Comment est venue l’idée de filmer la vie (ou la survie) de cette entreprise au Togo ?

Tony est un ami d’enfance et comme moi, il est togolais, ayant vécu en France. Lorsqu’il a repris la société avec sa compagne française, nous avons vu là un film à faire rapidement, sans attendre de financement. On s’était rencontrés à l’école de cinéma de Cuba et on voulait faire un film ensemble. Ce couple franco-africain ressemblait un peu au nôtre. C’était l’occasion. Il fallait montrer la trajectoire. Six mois plus tard, il se pouvait que le sujet ait disparu. On a tourné quatre mois.

Quelles ont été les conditions de tournage ?

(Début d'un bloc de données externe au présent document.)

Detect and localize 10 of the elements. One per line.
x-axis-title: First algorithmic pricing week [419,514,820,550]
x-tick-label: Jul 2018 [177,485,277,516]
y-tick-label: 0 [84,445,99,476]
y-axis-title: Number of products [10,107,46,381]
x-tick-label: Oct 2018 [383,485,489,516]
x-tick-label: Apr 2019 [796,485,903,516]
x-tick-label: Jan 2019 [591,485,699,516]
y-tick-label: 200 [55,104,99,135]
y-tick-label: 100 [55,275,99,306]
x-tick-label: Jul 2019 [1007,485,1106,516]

On a d’abord essayé de travailler avec un producteur togolais, mais on ne s’est pas entendu à propos du film qu’on voulait faire. Alors, on a acheté une caméra, un micro et une perche. Et on est partis tous les deux (Jean-Gabriel a fait l’image, Penda a fait le son et plus tard le montage). On a tourné quatre mois. Sans aucun soutien sur toute la période du tournage. Et sans autre aide technique, puisqu’on n’avait pas les moyens de payer un technicien. Mais on ne regrette pas d’avoir tourné à deux. Pour faire du cinéma direct, c’est bien. On n’occupe pas trop d’espace. Tout le monde est occupé. L’outil protège. On n’est pas là, à observer ou discuter, on s’occupe de sa machine. On était d’ailleurs calé sur la vie de l’entreprise, on faisait les mêmes horaires. On a vite fini par faire partie du décor !

Le fait d’être plutôt du côté du patron n’a-t-il pas amené un conflit, lorsque vous avez filmé le conflit social ?

Non, les personnels de l’entreprise étaient cool. Ils n’ont jamais cherché à nous instrumentaliser. Ils voyaient qu’on observait, que l’on était ni d’un côté, ni de l’autre. La caméra était secondaire, pour eux.

Quelle est votre motivation intime pour faire ce film ?

Pour nous, il y a un jeu de miroir vis à vis de Tony et sa femme, qui entreprennent au Togo. Un couple mixte d’entrepreneurs en Afrique. Nous sommes aussi un couple mixte et si nous entreprenions en Afrique, nous serions sans doute confrontés au même genre de situation. Il y a donc une solidarité. Nous ferions partie de la même classe sociale qu’eux. Une classe sociale ayant un rapport fort avec le Nord, avec la France. C’est un milieu qui concerne 2 à 5% de la population. Avec des privilèges, comme le fait de pouvoir voyager sans visa, d’avoir des copinages, avoir fait ses études en Europe... Quelles que soient nos intentions, on fait partie de cette classe sociale. Des gens qui sont à un point de jonction, à l’interface nord/sud.

Alors, peut-on être un « bon » patron au Sud ?

On pense que non ! Il y a quelque chose dans la structure qui ne marche pas, on n’y échappe pas. Cette position-là, c’est la nôtre. Qu’on monte une ONG, une entreprise « sociale » ou autre, on est gentil, on est un patron « social » mais on n’échappe pas à ce rapport social.

La question de la relation nord-sud est donc très présente, préoccupante.

On s’est rencontrés à l’école de cinéma de Cuba, en 2004. Cette école avait une démarche tiers-mondiste. Il fallait faire des images du sud pour le sud. Mais il ne faut pas oublier que les élèves qui fréquentent cette école sont souvent des gens qui viennent d’une élite latino-américaine. Il y a déjà un biais. Les valeurs d’origine de l’école sont fortes. A l’origine, les Européens n’y étaient même pas admis. Il y avait des Africains, des Vietnamiens. Mais aujourd’hui, l’école appartient à une fondation. Et même avec toutes ces belles intentions, cela reste difficile de parvenir à le faire vraiment.